Trumpet judgements 5, 6, 7 are called woe to the inhabiters of the earth judgments.
John was made known what woe 1 (5th trumpet) and woe 2 (6th trumpet) will be in Revelation 9. Woe 7 to the inhabiters of the earth is in Revelation 12:12, Satan cast down to earth having a time/times/half left.
Revelation 12:
12 Therefore rejoice, ye heavens, and ye that dwell in them. Woe to the inhabiters of the earth and of the sea! for the devil is come down unto you, having great wrath, because he knoweth that he hath but a short time.

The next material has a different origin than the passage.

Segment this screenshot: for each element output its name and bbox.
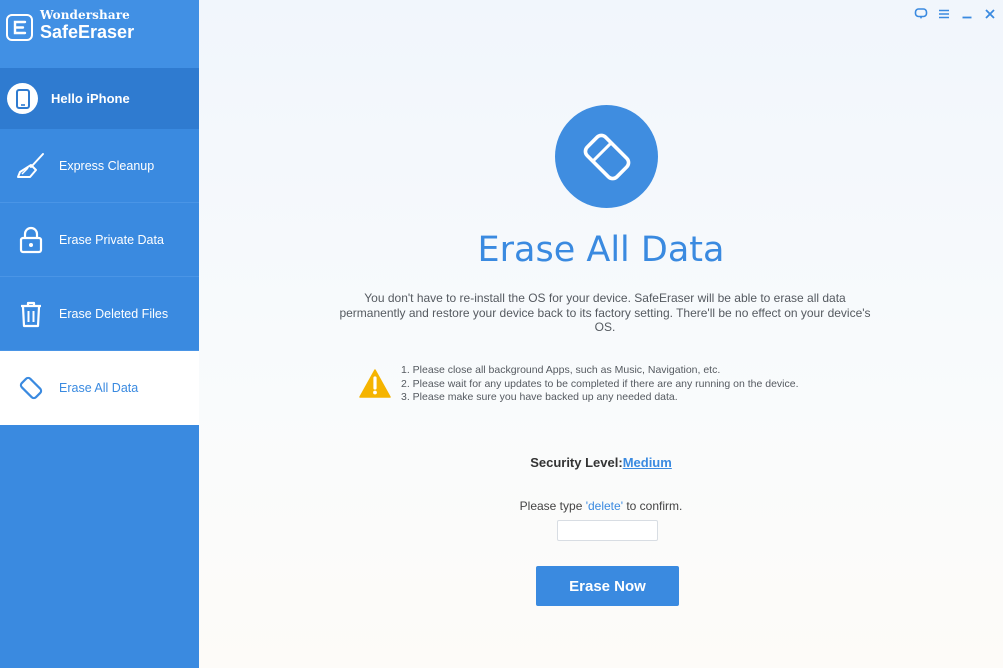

Apparently, you’re going to continue to shirk the implications of the third woe Douglas, which 1 Thessalonians 4:16 and 1 Corinthians 15:52 support. The passage affirms the last trump, and catching up, the first resurrection precedes the wrath just before Christ returns. The saints are not on the earth at that time, which is also supported by Romans 5:9, 1 Thessalonians 1:10, and 5:9, affirming the saints are spared the wrath.
Revelation 11:15-18 affirm the wrath of God is confined to the third woe, so your dogma about the phrase “the inhabiters of the earth” and Chapter 13 are rubbish, fit for the fire (1 Corinthians 3:13). The power given the beast to “overcome the saints” is taken from it during the great tribulations, which confirms Revelation 13 is historical, in the past. The great tribulations are to separate the wheat from the tares, which is conspicuously absent in your dogma.

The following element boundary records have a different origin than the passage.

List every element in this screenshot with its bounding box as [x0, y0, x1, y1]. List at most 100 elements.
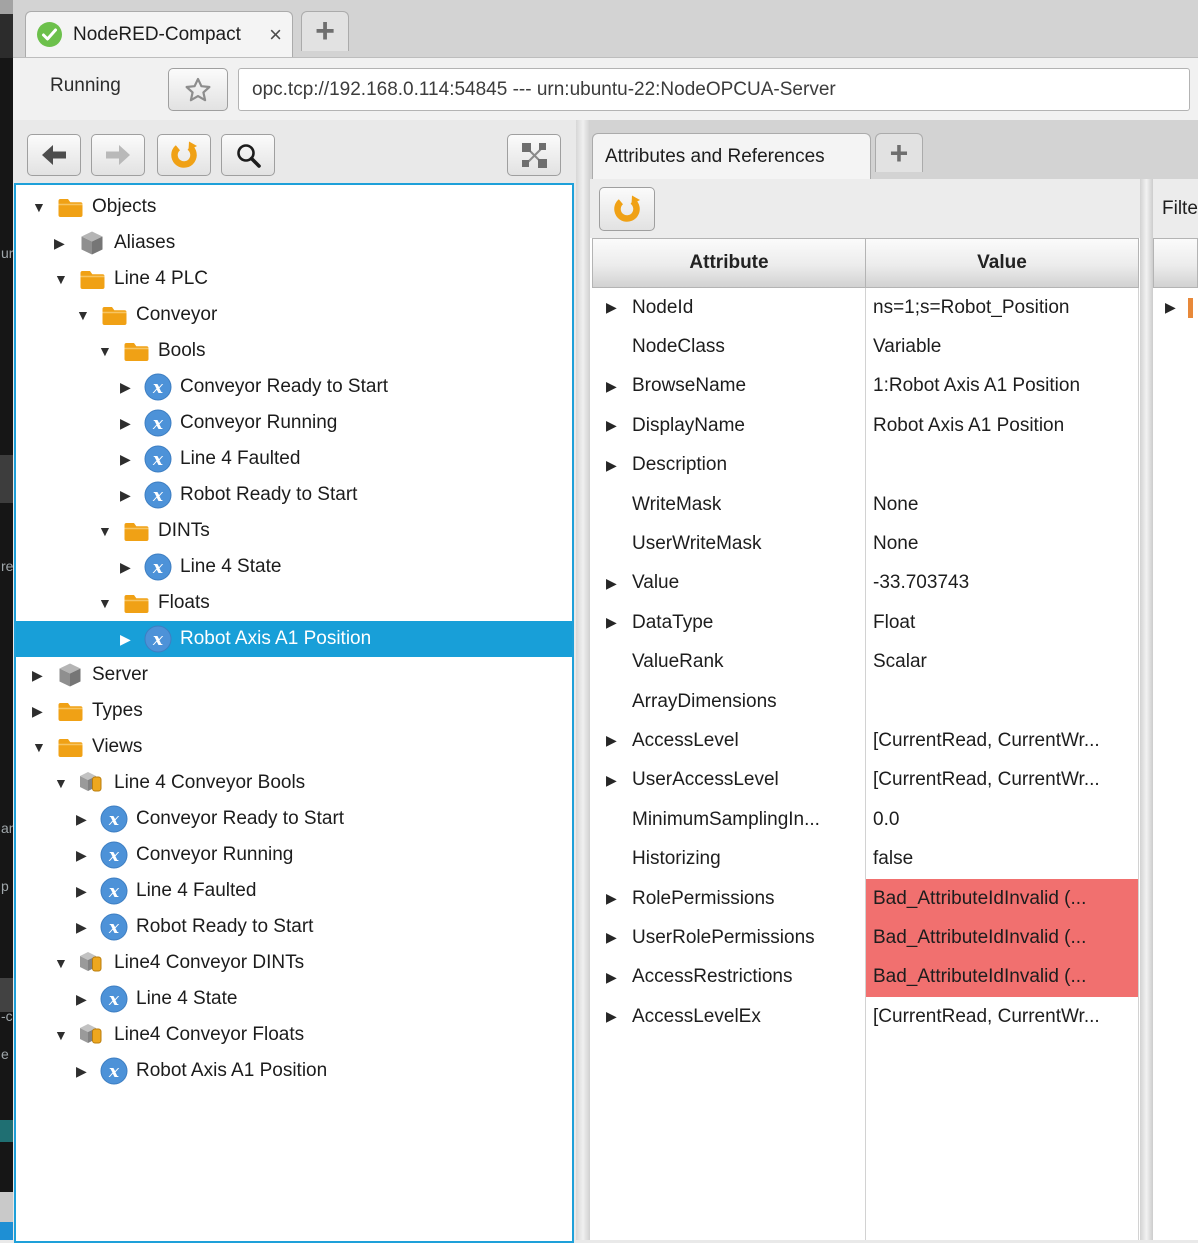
expand-icon[interactable]: ▶: [76, 1063, 100, 1080]
expand-icon[interactable]: ▶: [606, 969, 632, 986]
expand-icon[interactable]: ▶: [76, 883, 100, 900]
attribute-value: [CurrentRead, CurrentWr...: [866, 997, 1139, 1036]
tree-item[interactable]: ▶xLine 4 Faulted: [16, 441, 572, 477]
references-splitter[interactable]: [1140, 179, 1153, 1240]
attribute-name: ArrayDimensions: [632, 691, 777, 713]
tree-item-label: Conveyor: [136, 304, 217, 326]
collapse-icon[interactable]: ▼: [54, 1027, 78, 1043]
tree-item[interactable]: ▶Types: [16, 693, 572, 729]
tree-item[interactable]: ▶xLine 4 State: [16, 549, 572, 585]
expand-icon[interactable]: ▶: [76, 919, 100, 936]
column-header-value[interactable]: Value: [865, 238, 1139, 288]
tree-splitter[interactable]: [576, 120, 590, 1240]
tree-item[interactable]: ▼Bools: [16, 333, 572, 369]
refresh-button[interactable]: [157, 134, 211, 176]
forward-button[interactable]: [91, 134, 145, 176]
expand-icon[interactable]: ▶: [606, 378, 632, 395]
references-row[interactable]: ▶: [1153, 288, 1198, 327]
tree-item[interactable]: ▶xConveyor Ready to Start: [16, 369, 572, 405]
expand-icon[interactable]: ▶: [76, 847, 100, 864]
attribute-name: UserAccessLevel: [632, 769, 779, 791]
attribute-name-cell: ▶BrowseName: [592, 367, 866, 406]
collapse-icon[interactable]: ▼: [98, 595, 122, 611]
attribute-name: DisplayName: [632, 415, 745, 437]
expand-icon[interactable]: ▶: [606, 890, 632, 907]
expand-icon[interactable]: ▶: [120, 631, 144, 648]
expand-icon[interactable]: ▶: [606, 457, 632, 474]
collapse-icon[interactable]: ▼: [32, 199, 56, 215]
tree-item[interactable]: ▶xLine 4 State: [16, 981, 572, 1017]
variable-icon: x: [100, 913, 128, 941]
tree-item[interactable]: ▶xConveyor Running: [16, 405, 572, 441]
tree-item[interactable]: ▼Line4 Conveyor Floats: [16, 1017, 572, 1053]
expand-icon[interactable]: ▶: [606, 417, 632, 434]
tree-item-label: Line 4 State: [180, 556, 281, 578]
expand-icon[interactable]: ▶: [606, 299, 632, 316]
tree-item[interactable]: ▼Views: [16, 729, 572, 765]
tree-item[interactable]: ▼Line 4 PLC: [16, 261, 572, 297]
tree-item[interactable]: ▶Aliases: [16, 225, 572, 261]
expand-icon[interactable]: ▶: [76, 811, 100, 828]
new-tab-button[interactable]: +: [301, 11, 349, 51]
tree-item[interactable]: ▼Line 4 Conveyor Bools: [16, 765, 572, 801]
tree-item[interactable]: ▼Floats: [16, 585, 572, 621]
search-button[interactable]: [221, 134, 275, 176]
tree-item[interactable]: ▼DINTs: [16, 513, 572, 549]
expand-icon[interactable]: ▶: [54, 235, 78, 252]
attribute-name: NodeClass: [632, 336, 725, 358]
collapse-icon[interactable]: ▼: [76, 307, 100, 323]
expand-icon[interactable]: ▶: [606, 732, 632, 749]
tree-item[interactable]: ▶xConveyor Running: [16, 837, 572, 873]
references-column-header[interactable]: [1153, 238, 1198, 288]
expand-icon[interactable]: ▶: [120, 487, 144, 504]
collapse-icon[interactable]: ▼: [54, 775, 78, 791]
column-header-attribute[interactable]: Attribute: [592, 238, 866, 288]
collapse-icon[interactable]: ▼: [32, 739, 56, 755]
tree-item[interactable]: ▶xRobot Ready to Start: [16, 909, 572, 945]
expand-icon[interactable]: ▶: [120, 379, 144, 396]
collapse-icon[interactable]: ▼: [98, 523, 122, 539]
folder-icon: [122, 337, 150, 365]
attribute-value: Robot Axis A1 Position: [866, 406, 1139, 445]
expand-icon[interactable]: ▶: [32, 703, 56, 720]
tree-item[interactable]: ▼Objects: [16, 189, 572, 225]
expand-icon[interactable]: ▶: [76, 991, 100, 1008]
node-graph-button[interactable]: [507, 134, 561, 176]
tree-item[interactable]: ▶xRobot Ready to Start: [16, 477, 572, 513]
new-document-tab-button[interactable]: +: [875, 133, 923, 172]
attributes-refresh-button[interactable]: [599, 187, 655, 231]
tab-nodered-compact[interactable]: NodeRED-Compact ×: [25, 11, 293, 57]
expand-icon[interactable]: ▶: [120, 451, 144, 468]
folder-icon: [100, 301, 128, 329]
tree-item[interactable]: ▼Line4 Conveyor DINTs: [16, 945, 572, 981]
svg-text:x: x: [108, 810, 120, 830]
collapse-icon[interactable]: ▼: [54, 955, 78, 971]
attribute-name: Value: [632, 572, 679, 594]
favorite-button[interactable]: [168, 68, 228, 111]
expand-icon[interactable]: ▶: [606, 772, 632, 789]
expand-icon[interactable]: ▶: [606, 929, 632, 946]
tree-item[interactable]: ▶xRobot Axis A1 Position: [16, 1053, 572, 1089]
tree-item[interactable]: ▶xConveyor Ready to Start: [16, 801, 572, 837]
tree-item-label: Conveyor Running: [136, 844, 293, 866]
tree-item[interactable]: ▼ Conveyor: [16, 297, 572, 333]
svg-text:x: x: [152, 378, 164, 398]
collapse-icon[interactable]: ▼: [54, 271, 78, 287]
expand-icon[interactable]: ▶: [120, 559, 144, 576]
expand-icon[interactable]: ▶: [120, 415, 144, 432]
server-address-input[interactable]: opc.tcp://192.168.0.114:54845 --- urn:ub…: [238, 68, 1190, 111]
collapse-icon[interactable]: ▼: [98, 343, 122, 359]
expand-icon[interactable]: ▶: [606, 1008, 632, 1025]
expand-icon[interactable]: ▶: [606, 614, 632, 631]
expand-icon[interactable]: ▶: [32, 667, 56, 684]
tree-item[interactable]: ▶xRobot Axis A1 Position: [16, 621, 572, 657]
tree-item[interactable]: ▶xLine 4 Faulted: [16, 873, 572, 909]
close-tab-icon[interactable]: ×: [269, 25, 282, 45]
cube-icon: [56, 661, 84, 689]
attribute-value: 1:Robot Axis A1 Position: [866, 367, 1139, 406]
tree-item[interactable]: ▶Server: [16, 657, 572, 693]
tab-attributes-and-references[interactable]: Attributes and References: [592, 133, 871, 179]
expand-icon[interactable]: ▶: [1153, 299, 1176, 316]
expand-icon[interactable]: ▶: [606, 575, 632, 592]
back-button[interactable]: [27, 134, 81, 176]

Historicists don’t hold on one side of their mouth that the saints are spared tribulations; on the other, they are not.
Jerry, I have already gone over why your question is invalid, a multitude of times. You are the one saying the eighth king preceded Nero (king 6). I stated that the eighth king is king 7 who continues the "short space" (as it says in the text of Revelation 17:10) of 42 months as the eighth king. You also changed kings in the text to kingdoms. And you also changed 42 months into 1260 years.

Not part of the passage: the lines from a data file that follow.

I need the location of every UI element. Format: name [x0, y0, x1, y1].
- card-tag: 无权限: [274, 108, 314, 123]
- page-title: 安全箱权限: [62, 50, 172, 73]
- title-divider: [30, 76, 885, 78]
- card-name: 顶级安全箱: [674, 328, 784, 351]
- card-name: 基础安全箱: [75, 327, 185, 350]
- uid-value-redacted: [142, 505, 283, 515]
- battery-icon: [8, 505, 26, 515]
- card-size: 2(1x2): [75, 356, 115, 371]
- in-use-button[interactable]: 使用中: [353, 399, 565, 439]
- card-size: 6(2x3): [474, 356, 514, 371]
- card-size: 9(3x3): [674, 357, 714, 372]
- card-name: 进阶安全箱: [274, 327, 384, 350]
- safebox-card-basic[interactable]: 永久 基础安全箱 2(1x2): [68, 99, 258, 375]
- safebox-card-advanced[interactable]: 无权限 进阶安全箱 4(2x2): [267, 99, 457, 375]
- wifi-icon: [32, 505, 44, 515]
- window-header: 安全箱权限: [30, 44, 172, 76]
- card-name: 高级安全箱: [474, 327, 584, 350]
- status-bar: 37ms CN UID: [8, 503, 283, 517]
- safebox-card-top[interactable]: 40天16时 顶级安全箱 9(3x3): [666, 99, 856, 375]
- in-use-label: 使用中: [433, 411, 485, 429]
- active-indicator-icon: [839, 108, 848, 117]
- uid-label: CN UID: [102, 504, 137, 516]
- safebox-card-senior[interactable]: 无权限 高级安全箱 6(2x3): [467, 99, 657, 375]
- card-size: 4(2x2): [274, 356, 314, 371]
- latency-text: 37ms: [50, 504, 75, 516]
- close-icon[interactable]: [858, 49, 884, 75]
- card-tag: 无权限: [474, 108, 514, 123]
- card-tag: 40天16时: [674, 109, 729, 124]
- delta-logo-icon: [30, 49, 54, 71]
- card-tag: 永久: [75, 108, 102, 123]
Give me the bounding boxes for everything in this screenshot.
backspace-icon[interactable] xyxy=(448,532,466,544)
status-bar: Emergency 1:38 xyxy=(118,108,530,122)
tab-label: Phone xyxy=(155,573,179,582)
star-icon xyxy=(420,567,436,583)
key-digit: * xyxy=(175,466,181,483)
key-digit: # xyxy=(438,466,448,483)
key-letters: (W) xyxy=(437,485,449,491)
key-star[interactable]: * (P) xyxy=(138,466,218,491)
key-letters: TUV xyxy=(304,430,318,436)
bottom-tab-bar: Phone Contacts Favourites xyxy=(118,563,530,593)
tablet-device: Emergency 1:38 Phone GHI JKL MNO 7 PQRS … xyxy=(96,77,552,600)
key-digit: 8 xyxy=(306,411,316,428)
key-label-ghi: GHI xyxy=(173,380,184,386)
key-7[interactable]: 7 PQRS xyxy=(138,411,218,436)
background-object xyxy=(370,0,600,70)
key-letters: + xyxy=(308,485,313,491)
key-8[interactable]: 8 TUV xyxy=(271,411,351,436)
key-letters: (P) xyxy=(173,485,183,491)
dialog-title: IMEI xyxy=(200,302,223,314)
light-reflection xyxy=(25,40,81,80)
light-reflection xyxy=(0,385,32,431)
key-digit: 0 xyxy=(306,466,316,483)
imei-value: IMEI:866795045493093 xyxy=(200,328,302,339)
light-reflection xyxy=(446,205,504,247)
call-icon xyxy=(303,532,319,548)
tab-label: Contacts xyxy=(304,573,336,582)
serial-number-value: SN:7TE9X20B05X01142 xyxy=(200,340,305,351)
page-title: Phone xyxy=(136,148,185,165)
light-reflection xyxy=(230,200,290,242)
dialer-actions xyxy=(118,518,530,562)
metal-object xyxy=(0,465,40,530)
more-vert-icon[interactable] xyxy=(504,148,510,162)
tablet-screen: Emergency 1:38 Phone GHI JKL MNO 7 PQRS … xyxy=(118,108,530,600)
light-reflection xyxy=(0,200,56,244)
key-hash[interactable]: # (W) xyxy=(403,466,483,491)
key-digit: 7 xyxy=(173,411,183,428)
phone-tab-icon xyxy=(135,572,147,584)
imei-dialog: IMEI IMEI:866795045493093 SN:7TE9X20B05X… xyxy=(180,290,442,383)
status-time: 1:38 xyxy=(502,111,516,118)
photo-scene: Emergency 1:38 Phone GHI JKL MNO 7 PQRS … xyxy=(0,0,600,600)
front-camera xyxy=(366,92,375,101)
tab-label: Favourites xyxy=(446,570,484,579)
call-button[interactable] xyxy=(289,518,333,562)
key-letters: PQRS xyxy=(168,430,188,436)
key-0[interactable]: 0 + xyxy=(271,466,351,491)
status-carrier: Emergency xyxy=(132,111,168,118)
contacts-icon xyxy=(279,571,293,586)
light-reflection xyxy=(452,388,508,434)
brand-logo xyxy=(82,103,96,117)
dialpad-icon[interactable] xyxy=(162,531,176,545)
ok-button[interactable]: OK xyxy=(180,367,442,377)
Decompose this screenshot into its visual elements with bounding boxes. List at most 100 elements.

Differently, my question is simple and not presumptuous, and is not invalid, because Jesus said that there would be great tribulation as was never before and will never be again, beginning when the abomination of desolation is setup in the holy place.
Do you admit that the great tribulation has not taken place yet ?
Your presumptions “are” in the failure to grasp passages like Revelation 17:9-11 and Revelation 13:7 and think you can school others! I’m not going to let you sidestep those failures and move on, which you continually attempt. These failures are foundational to your misguided futurism, and unless they are corrected, the truth about the “great tribulations” is beyond your comprehension. Let me cite a relevant text which summarizes your obliviousness in the matter.
Who among you will give ear to this? Who will hearken and hear for the time to come? Who gave Jacob for a spoil, and Israel to the robbers? did not the LORD, he against whom we have sinned? for they would not walk in his ways, neither were they obedient unto his law. Therefore he hath poured upon him the fury of his anger, and the strength of battle: and it hath set him on fire round about, yet he knew not; and it burned him, yet he laid it not to heart. (Isaiah 42:23-25)
My opening posts, which obviously you didn't read, were thoroughly documented and established that the Protestants were the ones that secularized society by their intercourse with the kings of the earth, which enriched the merchants of the earth. They were conformed to the world, and the Church went along with it in its attitude that it was “rich and increased with goods, and had need of nothing.” Such conformity to the world has consequences, which is what Isaiah is about above. God was judging them all along for their conformity to the world, but they refused to see it. Preterism and futurism and many historicists are in the same boat; they are “wretched, and miserable, and poor, and blind, and naked,” and refuse to see that "we" are under God’s judgment currently.
My question is valid, Douglas because Revelation 17:10-11 affirms the sixth king reigns and that the scarlet beast is one of the five that had fallen and will rise as the eighth. That means the beast is out of power during the reigns of the sixth and seventh kings.
Admit that is what the passage means, Douglas, and answer my question, and I’ll answer yours.
So again, I’ll answer your question when you answer mine. If the sixth kings are Julius Caesar, Augustus, Tiberius, Caligula, Claudius, and Nero, according to your convoluted interpretation, how is it that the future beast preceded Nero according to verses 9-11? You still haven’t answered that.